SEATTLE — Local punk Jonathan “Johnny Balls” Denick has given full legal power of attorney to a dog with a bandana named Roscoe, according to sources on the scene.
“I’ve realized I’m at the point in my life where I really need to get organized,” Denick said while working through a rack of Pabst Blue Ribbon at a friend’s barbecue. “I live dangerously. That’s just the Johnny Balls way. If I’m incapacitated because I fall through the screen door at my mom’s house again, I need someone to manage my affairs. That’s why that sick-ass dog with the bandana over there has my power of attorney. His hair is always clean and he has all his tags.

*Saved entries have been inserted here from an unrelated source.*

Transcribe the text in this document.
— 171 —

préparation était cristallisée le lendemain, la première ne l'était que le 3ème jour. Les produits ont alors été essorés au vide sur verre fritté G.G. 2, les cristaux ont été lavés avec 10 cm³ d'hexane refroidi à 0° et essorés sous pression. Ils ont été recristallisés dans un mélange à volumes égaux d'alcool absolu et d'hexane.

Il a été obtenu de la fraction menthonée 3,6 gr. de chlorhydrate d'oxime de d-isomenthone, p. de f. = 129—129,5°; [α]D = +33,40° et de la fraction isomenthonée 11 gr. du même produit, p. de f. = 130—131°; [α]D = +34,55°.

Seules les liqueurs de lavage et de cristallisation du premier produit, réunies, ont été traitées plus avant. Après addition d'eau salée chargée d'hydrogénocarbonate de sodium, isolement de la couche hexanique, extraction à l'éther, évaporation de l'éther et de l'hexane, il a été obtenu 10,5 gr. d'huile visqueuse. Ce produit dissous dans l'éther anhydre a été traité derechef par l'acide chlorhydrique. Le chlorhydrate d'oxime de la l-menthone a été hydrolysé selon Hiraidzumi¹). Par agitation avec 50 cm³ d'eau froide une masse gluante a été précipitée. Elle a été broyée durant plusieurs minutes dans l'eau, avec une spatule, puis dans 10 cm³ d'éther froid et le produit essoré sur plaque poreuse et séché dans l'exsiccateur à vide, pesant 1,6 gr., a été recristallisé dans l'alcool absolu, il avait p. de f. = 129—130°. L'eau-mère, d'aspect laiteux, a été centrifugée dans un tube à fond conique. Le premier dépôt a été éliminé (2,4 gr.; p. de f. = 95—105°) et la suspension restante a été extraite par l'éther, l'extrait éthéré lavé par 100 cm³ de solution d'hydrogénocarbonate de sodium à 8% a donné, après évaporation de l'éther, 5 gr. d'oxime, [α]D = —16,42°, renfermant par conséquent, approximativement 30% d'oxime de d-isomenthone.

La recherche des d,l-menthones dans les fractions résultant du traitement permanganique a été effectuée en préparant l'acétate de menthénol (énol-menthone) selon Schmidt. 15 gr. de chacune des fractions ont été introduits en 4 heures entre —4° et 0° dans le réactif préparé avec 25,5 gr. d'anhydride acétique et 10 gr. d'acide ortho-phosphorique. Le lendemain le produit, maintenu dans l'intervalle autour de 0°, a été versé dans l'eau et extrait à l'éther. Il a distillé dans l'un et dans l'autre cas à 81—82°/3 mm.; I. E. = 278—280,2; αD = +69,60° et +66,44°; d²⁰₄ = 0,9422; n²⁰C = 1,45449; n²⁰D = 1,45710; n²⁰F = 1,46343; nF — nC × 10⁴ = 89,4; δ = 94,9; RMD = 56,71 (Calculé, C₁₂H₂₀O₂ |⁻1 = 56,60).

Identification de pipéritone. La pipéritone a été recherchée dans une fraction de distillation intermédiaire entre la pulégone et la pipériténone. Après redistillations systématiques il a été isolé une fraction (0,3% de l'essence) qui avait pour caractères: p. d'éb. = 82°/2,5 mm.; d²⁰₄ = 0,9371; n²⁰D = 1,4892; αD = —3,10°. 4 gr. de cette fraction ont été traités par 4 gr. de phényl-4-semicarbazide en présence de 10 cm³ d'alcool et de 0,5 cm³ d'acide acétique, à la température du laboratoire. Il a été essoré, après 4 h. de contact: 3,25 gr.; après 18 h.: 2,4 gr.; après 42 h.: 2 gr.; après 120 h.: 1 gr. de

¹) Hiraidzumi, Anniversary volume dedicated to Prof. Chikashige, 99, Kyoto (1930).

That’s the kind of responsible animal who I can trust to make tough decisions when it’s time.”
Justin Marsh, a longtime friend of Denick’s also attending the barbecue, had mixed feelings about the legal appointment.
“Yeah, Balls has been burning it at both ends recently,” Marsh said while moving further from his friend. “I mean that like, literally. Earlier, I saw him smoke half a cigarette, turn it around and light the filter. Like, he stuck a burning coal on his tongue. So, while I think it’s a self-evidently bad idea to give all legal authority and responsibility to this dog, who belongs to a guy who hates Johnny Balls for the time he kicked in a brand-new Orange amp for no reason, it’s still a better idea than letting this guy make his own decisions in an emergency.”
Chester Stretsky, a local lawyer specializing in estate planning, said that the situation was by no means unusual.
“It’s actually not that odd for punks with an increasing sense of mortality to give power of attorney to someone close to them,” Stretsky explained. “Before he tragically and unexpectedly passed away, GG Allin himself gave durable power of attorney to a Nazi flag. It made…questionable, but still legally protected decisions.”
As of press time, Denick was being attacked by his legal representative over a hot dog that had fallen on the ground.